A professora responsável pela avaliação terá que gravar individualmente a leitura de cada aluno, o que adiciona uma carga de trabalho considerável. Em salas de aula com 30 ou mais alunos, esse processo se torna logisticamente inviável e pedagogicamente questionável. 

Em muitos casos, a professora terá que interromper o andamento normal das aulas para realizar essas gravações, comprometendo o tempo dedicado ao ensino de outras disciplinas. Além disso, em escolas onde há falta de professores e corregentes, a situação se torna ainda mais difícil. A logística de gravação e avaliação individual exige recursos humanos e tempo que muitas escolas simplesmente não possuem.
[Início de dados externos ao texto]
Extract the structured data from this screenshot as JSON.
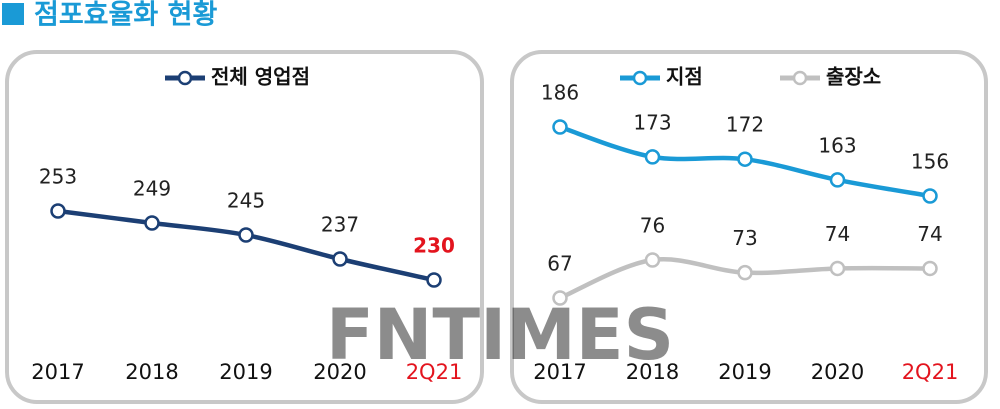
{
  "title": "점포효율화 현황",
  "watermark": "FNTIMES",
  "chart_data": [
    {
      "type": "line",
      "categories": [
        "2017",
        "2018",
        "2019",
        "2020",
        "2Q21"
      ],
      "series": [
        {
          "name": "전체 영업점",
          "color": "#1c3f74",
          "values": [
            253,
            249,
            245,
            237,
            230
          ]
        }
      ],
      "highlight_color": "#e3141e",
      "highlight_last_value_label": true
    },
    {
      "type": "line",
      "categories": [
        "2017",
        "2018",
        "2019",
        "2020",
        "2Q21"
      ],
      "series": [
        {
          "name": "지점",
          "color": "#1a9ad6",
          "values": [
            186,
            173,
            172,
            163,
            156
          ]
        },
        {
          "name": "출장소",
          "color": "#c0c0c0",
          "values": [
            67,
            76,
            73,
            74,
            74
          ]
        }
      ],
      "highlight_color": "#e3141e",
      "highlight_last_value_label": false
    }
  ]
}
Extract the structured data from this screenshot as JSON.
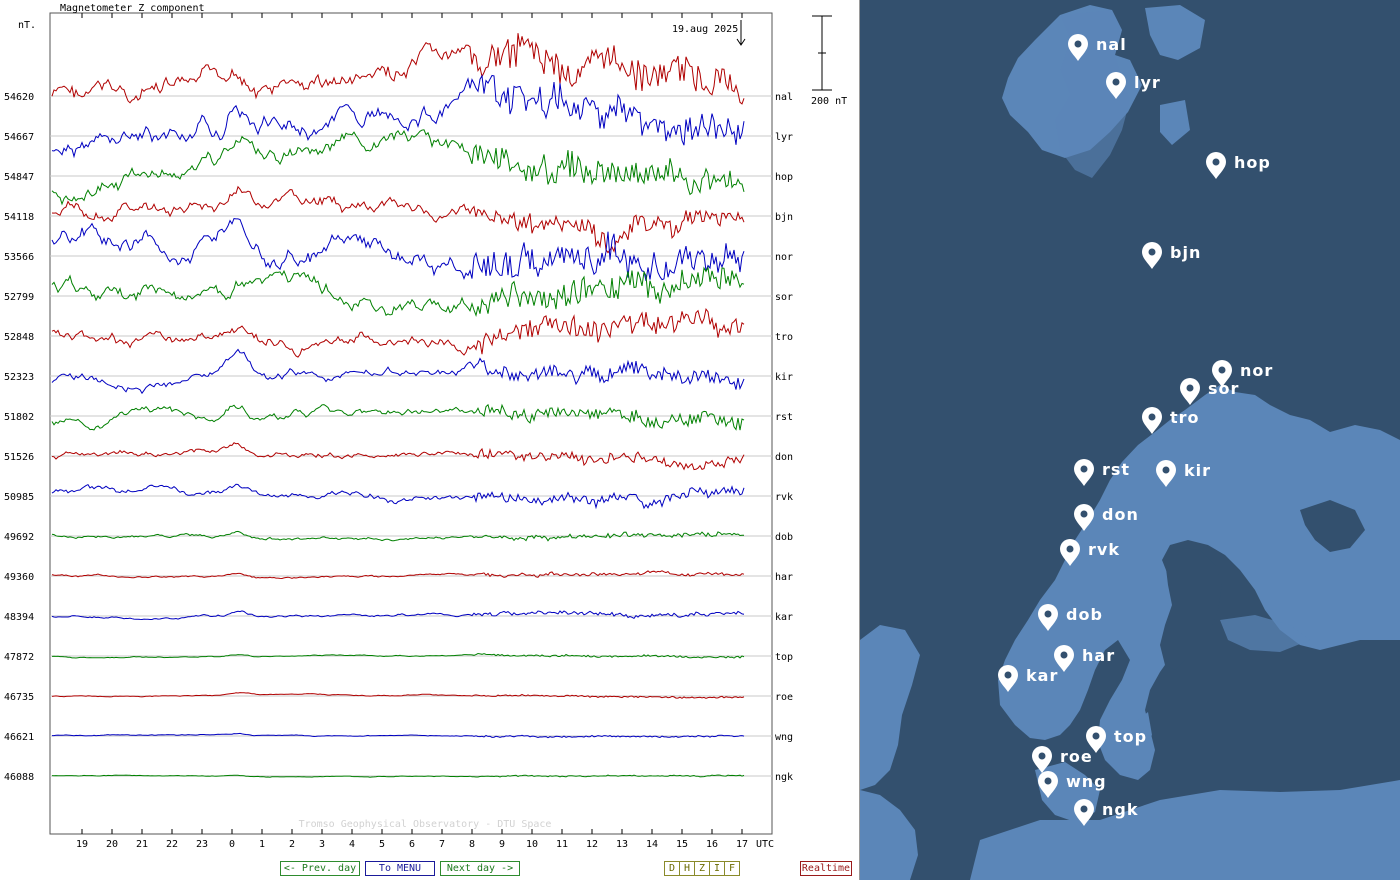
{
  "chart_data": {
    "type": "line",
    "title": "Magnetometer Z component",
    "unit_label": "nT.",
    "date_label": "19.aug 2025",
    "scale_label": "200 nT",
    "watermark": "Tromso Geophysical Observatory - DTU Space",
    "x_unit": "UTC",
    "x_ticks": [
      "19",
      "20",
      "21",
      "22",
      "23",
      "0",
      "1",
      "2",
      "3",
      "4",
      "5",
      "6",
      "7",
      "8",
      "9",
      "10",
      "11",
      "12",
      "13",
      "14",
      "15",
      "16",
      "17"
    ],
    "grid": "horizontal baselines",
    "stations": [
      {
        "code": "nal",
        "baseline": "54620",
        "color": "#b00000",
        "activity": 1.0
      },
      {
        "code": "lyr",
        "baseline": "54667",
        "color": "#0000c0",
        "activity": 0.95
      },
      {
        "code": "hop",
        "baseline": "54847",
        "color": "#008000",
        "activity": 0.8
      },
      {
        "code": "bjn",
        "baseline": "54118",
        "color": "#b00000",
        "activity": 0.7
      },
      {
        "code": "nor",
        "baseline": "53566",
        "color": "#0000c0",
        "activity": 0.9
      },
      {
        "code": "sor",
        "baseline": "52799",
        "color": "#008000",
        "activity": 0.8
      },
      {
        "code": "tro",
        "baseline": "52848",
        "color": "#b00000",
        "activity": 0.6
      },
      {
        "code": "kir",
        "baseline": "52323",
        "color": "#0000c0",
        "activity": 0.45
      },
      {
        "code": "rst",
        "baseline": "51802",
        "color": "#008000",
        "activity": 0.4
      },
      {
        "code": "don",
        "baseline": "51526",
        "color": "#b00000",
        "activity": 0.3
      },
      {
        "code": "rvk",
        "baseline": "50985",
        "color": "#0000c0",
        "activity": 0.3
      },
      {
        "code": "dob",
        "baseline": "49692",
        "color": "#008000",
        "activity": 0.15
      },
      {
        "code": "har",
        "baseline": "49360",
        "color": "#b00000",
        "activity": 0.1
      },
      {
        "code": "kar",
        "baseline": "48394",
        "color": "#0000c0",
        "activity": 0.12
      },
      {
        "code": "top",
        "baseline": "47872",
        "color": "#008000",
        "activity": 0.06
      },
      {
        "code": "roe",
        "baseline": "46735",
        "color": "#b00000",
        "activity": 0.05
      },
      {
        "code": "wng",
        "baseline": "46621",
        "color": "#0000c0",
        "activity": 0.05
      },
      {
        "code": "ngk",
        "baseline": "46088",
        "color": "#008000",
        "activity": 0.04
      }
    ]
  },
  "buttons": {
    "prev": "<- Prev. day",
    "menu": "To MENU",
    "next": "Next day ->",
    "components": [
      "D",
      "H",
      "Z",
      "I",
      "F"
    ],
    "realtime": "Realtime"
  },
  "map": {
    "stations": [
      "nal",
      "lyr",
      "hop",
      "bjn",
      "nor",
      "sor",
      "tro",
      "rst",
      "kir",
      "don",
      "rvk",
      "dob",
      "har",
      "kar",
      "top",
      "roe",
      "wng",
      "ngk"
    ]
  }
}
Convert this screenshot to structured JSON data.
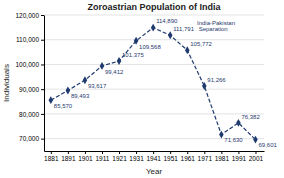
{
  "chart_data": {
    "type": "line",
    "title": "Zoroastrian Population of India",
    "x_label": "Year",
    "y_label": "Individuals",
    "x": [
      1881,
      1891,
      1901,
      1911,
      1921,
      1931,
      1941,
      1951,
      1961,
      1971,
      1981,
      1991,
      2001
    ],
    "values": [
      85570,
      89493,
      93617,
      99412,
      101375,
      109568,
      114890,
      111791,
      105772,
      91266,
      71630,
      76382,
      69601
    ],
    "data_labels": true,
    "value_labels": [
      "85,570",
      "89,493",
      "93,617",
      "99,412",
      "101,375",
      "109,568",
      "114,890",
      "111,791",
      "105,772",
      "91,266",
      "71,630",
      "76,382",
      "69,601"
    ],
    "annotations": [
      {
        "x": 1951,
        "text": "India-Pakistan\nSeparation"
      }
    ],
    "color": "#1F3A6E",
    "marker": "diamond",
    "line_style": "dashed",
    "xlim": [
      1877,
      2006
    ],
    "xticks": [
      1881,
      1891,
      1901,
      1911,
      1921,
      1931,
      1941,
      1951,
      1961,
      1971,
      1981,
      1991,
      2001
    ],
    "ylim": [
      65000,
      120000
    ],
    "yticks": [
      {
        "value": 70000,
        "label": "70,000"
      },
      {
        "value": 80000,
        "label": "80,000"
      },
      {
        "value": 90000,
        "label": "90,000"
      },
      {
        "value": 100000,
        "label": "100,000"
      },
      {
        "value": 110000,
        "label": "110,000"
      },
      {
        "value": 120000,
        "label": "120,000"
      }
    ],
    "grid": true
  }
}
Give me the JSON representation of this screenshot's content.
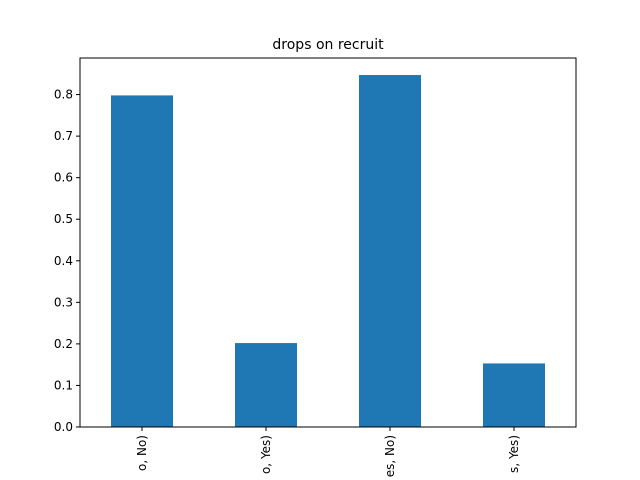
{
  "chart_data": {
    "type": "bar",
    "title": "drops on recruit",
    "xlabel": "",
    "ylabel": "",
    "categories": [
      "(No, No)",
      "(No, Yes)",
      "(Yes, No)",
      "(Yes, Yes)"
    ],
    "visible_category_labels": [
      "o, No)",
      "o, Yes)",
      "es, No)",
      "s, Yes)"
    ],
    "values": [
      0.798,
      0.202,
      0.847,
      0.153
    ],
    "ylim": [
      0,
      0.888
    ],
    "yticks": [
      0.0,
      0.1,
      0.2,
      0.3,
      0.4,
      0.5,
      0.6,
      0.7,
      0.8
    ],
    "ytick_labels": [
      "0.0",
      "0.1",
      "0.2",
      "0.3",
      "0.4",
      "0.5",
      "0.6",
      "0.7",
      "0.8"
    ],
    "grid": false,
    "legend": "none",
    "bar_color": "#1f77b4"
  }
}
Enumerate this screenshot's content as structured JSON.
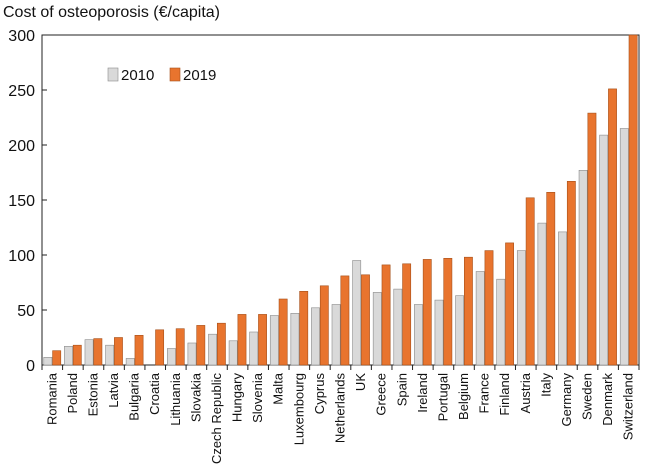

Outro ponto crítico é o impacto psicológico e emocional dessa carga adicional sobre docentes e alunos. A constante introdução de novas avaliações pode criar um ambiente de estresse e ansiedade, tanto para os educadores como para os estudantes. Em vez de criar um espaço de aprendizado acolhedor e produtivo, as escolas se transformam em ambientes de pressão constante, onde o foco no desempenho em avaliações padronizadas pode sobrepor-se ao desenvolvimento integral do aluno.

A implementação da plataforma Elefante Letrado, sem o suporte adequado e sem considerar a infraestrutura existente, levanta sérias questões sobre a eficácia das políticas educacionais adotadas pela SME. 

 

Mudanças urgentes

Para o SISMMAC a decisão da SME de investir milhões na plataforma Elefante Letrado enquanto mantém as bibliotecas fechadas revela uma desconexão preocupante entre as políticas educacionais e as necessidades reais das escolas. Em vez de fortalecer a infraestrutura existente, como as bibliotecas escolares, que são fontes essenciais de recursos educacionais, a prefeitura opta por soluções digitais que muitas vezes não são acessíveis a todos os alunos.

Através dessa estratégia de uso das plataformas digitais, os empresários estão se apropriando dos recursos do fundo público da educação, e isso tem tomado proporções gigantescas em alguns estados e municípios. Em Curitiba não é diferente

A administração municipal precisa urgentemente reavaliar suas prioridades. É fundamental que o bem-estar e o desenvolvimento dos alunos estejam no centro de todas as decisões educacionais. Isso inclui assegurar que os recursos públicos sejam utilizados de maneira a promover uma educação de qualidade, acessível e justa para todos. Somente assim poderemos construir um sistema educacional verdadeiramente inclusivo, que valorize tanto a inovação como a equidade, garantindo que nenhum aluno seja deixado para trás.